According to Kirton, coming back to school after a year of being online was very strange because people did not know how to make friends or talk to each other in class anymore.
“Everything was awkward,” she said. “Now that I’m in my last year…I’m now starting to feel like I’m getting the hang of making friends and classes and enjoying school, but it’s already about to finish. So, I feel like a freshman in my fourth year.”
Kirton is excited to graduate but is sad that she and the friends she just made will be going their separate ways after graduation.
Kimberly Diaz, a theater major who is graduating this fall, said she did not feel like she was learning anything while taking online classes and that making friends online was really hard.
“I felt that my whole college experience was kind of ruined because I wanted to…meet new people, make friends, learn new things in-person. So, I felt like I didn’t really have a connection with anybody while that was going on,” Diaz said.
She said she did not really make any friends in her online classes but did when she went back to campus. She wishes she could have met people “organically” and not through a screen because you don’t know who people truly are, until you meet them in person.
Film, television and theater major, Asanii Campbell took two years off, during the pandemic and will tentatively be graduating next school year. She said she feels like she missed her opportunity to better her education and that she did not have a very good transition into adulthood because of the pandemic.

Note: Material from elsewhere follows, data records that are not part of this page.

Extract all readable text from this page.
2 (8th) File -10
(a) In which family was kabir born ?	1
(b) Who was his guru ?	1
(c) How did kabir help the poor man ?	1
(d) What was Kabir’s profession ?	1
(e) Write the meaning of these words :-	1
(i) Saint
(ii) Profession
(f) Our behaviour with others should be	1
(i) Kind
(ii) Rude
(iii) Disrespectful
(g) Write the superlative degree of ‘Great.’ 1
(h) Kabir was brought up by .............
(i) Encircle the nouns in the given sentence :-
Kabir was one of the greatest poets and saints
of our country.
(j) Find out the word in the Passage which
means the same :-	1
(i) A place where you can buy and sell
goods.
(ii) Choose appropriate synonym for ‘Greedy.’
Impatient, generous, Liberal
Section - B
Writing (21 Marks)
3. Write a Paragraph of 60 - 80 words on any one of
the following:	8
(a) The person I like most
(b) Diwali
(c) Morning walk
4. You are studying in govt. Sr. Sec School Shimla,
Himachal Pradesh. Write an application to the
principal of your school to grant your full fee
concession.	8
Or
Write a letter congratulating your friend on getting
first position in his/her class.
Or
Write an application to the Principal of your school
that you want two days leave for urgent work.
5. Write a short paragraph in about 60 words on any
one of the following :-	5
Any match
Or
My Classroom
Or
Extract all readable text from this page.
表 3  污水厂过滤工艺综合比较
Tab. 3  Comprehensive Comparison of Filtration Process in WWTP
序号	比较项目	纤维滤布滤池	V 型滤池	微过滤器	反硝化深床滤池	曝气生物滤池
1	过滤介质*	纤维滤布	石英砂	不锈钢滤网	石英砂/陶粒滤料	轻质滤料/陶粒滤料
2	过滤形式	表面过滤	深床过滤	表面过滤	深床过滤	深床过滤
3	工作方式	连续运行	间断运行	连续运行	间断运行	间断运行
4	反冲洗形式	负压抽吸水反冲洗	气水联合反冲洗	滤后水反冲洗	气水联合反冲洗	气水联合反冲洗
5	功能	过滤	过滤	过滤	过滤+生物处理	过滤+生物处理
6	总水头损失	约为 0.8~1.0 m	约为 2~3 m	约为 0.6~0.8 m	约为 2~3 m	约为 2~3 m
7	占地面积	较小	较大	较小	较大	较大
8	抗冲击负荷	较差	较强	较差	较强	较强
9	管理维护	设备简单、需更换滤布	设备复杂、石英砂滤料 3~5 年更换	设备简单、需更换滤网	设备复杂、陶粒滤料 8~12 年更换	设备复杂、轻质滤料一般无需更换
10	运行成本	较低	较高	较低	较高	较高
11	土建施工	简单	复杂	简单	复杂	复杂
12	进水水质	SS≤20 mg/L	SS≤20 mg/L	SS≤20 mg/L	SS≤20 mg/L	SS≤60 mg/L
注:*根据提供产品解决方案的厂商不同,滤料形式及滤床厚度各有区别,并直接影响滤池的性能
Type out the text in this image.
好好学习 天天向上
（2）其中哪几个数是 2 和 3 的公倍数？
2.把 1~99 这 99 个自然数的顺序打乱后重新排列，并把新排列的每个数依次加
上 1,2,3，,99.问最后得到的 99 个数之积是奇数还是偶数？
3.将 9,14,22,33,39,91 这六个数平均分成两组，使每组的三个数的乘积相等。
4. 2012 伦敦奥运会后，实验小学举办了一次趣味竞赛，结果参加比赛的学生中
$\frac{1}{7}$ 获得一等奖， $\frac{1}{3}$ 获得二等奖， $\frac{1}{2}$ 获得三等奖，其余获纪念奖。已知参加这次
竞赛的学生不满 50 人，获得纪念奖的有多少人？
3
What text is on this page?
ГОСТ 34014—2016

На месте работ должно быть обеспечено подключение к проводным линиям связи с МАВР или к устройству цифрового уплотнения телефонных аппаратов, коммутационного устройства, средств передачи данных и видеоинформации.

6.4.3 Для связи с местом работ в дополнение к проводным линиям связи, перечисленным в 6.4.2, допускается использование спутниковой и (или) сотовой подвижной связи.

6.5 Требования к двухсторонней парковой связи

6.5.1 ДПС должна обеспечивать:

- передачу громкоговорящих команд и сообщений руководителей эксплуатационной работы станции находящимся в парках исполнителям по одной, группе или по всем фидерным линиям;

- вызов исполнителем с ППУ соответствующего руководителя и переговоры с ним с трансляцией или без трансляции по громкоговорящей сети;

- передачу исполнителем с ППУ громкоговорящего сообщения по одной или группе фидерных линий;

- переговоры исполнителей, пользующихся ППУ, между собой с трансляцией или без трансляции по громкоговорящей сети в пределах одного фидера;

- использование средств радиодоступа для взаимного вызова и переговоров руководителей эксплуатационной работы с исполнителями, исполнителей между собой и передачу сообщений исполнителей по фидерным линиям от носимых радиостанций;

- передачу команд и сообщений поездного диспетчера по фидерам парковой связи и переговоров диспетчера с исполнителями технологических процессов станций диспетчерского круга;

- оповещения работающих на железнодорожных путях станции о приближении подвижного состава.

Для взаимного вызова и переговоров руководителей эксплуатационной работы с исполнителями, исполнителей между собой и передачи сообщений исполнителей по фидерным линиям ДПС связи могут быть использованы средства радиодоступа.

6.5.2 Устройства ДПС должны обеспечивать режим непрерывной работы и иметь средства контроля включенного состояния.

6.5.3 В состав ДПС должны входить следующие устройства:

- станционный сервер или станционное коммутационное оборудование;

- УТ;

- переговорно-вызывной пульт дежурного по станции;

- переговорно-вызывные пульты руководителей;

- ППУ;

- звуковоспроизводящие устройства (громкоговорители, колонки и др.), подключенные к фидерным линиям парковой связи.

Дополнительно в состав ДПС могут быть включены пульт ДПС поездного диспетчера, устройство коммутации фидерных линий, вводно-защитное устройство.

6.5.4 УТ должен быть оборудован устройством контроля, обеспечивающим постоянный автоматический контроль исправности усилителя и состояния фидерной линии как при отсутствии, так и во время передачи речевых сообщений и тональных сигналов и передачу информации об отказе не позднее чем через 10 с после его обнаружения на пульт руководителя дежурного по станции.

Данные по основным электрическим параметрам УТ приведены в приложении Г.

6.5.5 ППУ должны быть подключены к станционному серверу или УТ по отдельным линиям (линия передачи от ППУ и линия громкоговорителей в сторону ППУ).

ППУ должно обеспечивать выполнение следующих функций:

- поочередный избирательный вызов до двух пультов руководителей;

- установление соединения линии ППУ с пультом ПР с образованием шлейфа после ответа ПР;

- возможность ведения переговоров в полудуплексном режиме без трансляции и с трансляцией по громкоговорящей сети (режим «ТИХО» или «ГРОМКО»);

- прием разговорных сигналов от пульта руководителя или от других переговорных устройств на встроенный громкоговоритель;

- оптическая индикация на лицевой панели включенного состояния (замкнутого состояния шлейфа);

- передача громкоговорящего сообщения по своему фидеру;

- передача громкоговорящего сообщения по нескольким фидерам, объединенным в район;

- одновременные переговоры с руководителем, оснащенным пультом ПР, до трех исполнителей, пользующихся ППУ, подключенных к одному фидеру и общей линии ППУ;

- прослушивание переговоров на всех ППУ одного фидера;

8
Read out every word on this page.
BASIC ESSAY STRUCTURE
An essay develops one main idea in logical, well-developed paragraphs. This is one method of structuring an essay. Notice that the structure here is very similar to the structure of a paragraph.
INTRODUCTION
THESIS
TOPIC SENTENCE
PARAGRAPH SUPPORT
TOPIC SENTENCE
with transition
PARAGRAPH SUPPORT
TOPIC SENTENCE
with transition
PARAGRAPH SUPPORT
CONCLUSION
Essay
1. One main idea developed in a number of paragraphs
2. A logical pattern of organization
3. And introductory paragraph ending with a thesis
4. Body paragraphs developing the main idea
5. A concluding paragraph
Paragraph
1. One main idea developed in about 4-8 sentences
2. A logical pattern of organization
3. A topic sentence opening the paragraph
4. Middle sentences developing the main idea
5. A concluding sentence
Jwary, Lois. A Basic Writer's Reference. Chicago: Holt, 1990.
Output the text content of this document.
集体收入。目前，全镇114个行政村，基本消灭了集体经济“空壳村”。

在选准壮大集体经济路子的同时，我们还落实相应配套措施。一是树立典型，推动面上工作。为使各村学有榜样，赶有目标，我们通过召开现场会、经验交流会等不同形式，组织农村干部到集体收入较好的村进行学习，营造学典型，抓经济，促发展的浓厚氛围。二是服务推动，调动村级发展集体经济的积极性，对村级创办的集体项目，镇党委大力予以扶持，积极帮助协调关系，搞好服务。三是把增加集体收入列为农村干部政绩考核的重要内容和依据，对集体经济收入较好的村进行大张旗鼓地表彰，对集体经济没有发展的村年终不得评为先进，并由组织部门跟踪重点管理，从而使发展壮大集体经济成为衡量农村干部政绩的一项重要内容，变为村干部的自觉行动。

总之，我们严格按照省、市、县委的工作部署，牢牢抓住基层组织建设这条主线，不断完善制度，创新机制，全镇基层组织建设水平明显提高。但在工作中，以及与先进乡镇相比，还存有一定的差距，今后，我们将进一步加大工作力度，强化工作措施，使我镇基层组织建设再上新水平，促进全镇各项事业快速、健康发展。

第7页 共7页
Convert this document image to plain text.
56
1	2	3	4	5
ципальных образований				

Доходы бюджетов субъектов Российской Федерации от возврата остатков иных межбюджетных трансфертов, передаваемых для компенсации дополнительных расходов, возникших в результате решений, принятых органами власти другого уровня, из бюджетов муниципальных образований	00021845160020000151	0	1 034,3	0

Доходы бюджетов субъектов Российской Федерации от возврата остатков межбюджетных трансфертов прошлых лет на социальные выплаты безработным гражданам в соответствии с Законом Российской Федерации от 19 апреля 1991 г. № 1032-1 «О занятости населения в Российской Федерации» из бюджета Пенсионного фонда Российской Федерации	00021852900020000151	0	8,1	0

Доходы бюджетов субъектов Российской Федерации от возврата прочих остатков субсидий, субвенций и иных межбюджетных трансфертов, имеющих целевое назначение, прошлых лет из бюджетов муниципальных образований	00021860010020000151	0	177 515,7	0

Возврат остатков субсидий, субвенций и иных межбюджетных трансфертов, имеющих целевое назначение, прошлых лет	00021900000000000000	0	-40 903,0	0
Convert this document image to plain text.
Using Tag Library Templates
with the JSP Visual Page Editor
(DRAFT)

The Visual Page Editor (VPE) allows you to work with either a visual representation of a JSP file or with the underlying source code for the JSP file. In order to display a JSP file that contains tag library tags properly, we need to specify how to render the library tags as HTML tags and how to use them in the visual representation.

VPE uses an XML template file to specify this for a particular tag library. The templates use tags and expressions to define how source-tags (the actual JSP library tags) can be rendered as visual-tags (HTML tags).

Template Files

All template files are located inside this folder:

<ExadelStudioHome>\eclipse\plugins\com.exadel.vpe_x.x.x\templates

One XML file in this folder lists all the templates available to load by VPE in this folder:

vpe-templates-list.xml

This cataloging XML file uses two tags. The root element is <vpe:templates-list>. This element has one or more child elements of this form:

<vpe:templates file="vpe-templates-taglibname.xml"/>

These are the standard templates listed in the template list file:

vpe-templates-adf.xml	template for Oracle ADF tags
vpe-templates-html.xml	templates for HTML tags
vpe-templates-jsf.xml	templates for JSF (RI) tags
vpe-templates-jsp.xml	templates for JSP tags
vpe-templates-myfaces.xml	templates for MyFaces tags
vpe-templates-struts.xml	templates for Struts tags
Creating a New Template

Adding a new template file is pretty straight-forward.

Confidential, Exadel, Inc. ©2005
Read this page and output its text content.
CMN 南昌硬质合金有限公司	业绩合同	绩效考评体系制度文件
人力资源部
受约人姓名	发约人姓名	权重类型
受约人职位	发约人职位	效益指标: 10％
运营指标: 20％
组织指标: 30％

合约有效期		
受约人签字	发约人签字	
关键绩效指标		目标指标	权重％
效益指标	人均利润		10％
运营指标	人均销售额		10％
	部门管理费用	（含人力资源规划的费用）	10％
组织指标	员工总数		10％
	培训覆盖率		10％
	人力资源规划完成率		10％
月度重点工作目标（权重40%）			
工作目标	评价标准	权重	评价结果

“Maybe if I actually experienced life on campus, I would have not just only made friends for a short period of time, I would have made long term friends,” Campbell said.
As a “very social person,” she does not enjoy making friendships online and prefers interacting with people in person, where she can read body language. Online, people can present themselves as whoever they would like to be.
She said listening to a professor in-person is like getting a good word from a preacher, because they are motivating and moving the crowd to understand their word.
“There’s an importance in receiving education in person. You can kind of… understand the passion behind what they’re saying and that could transfer to the students,” Campbell added.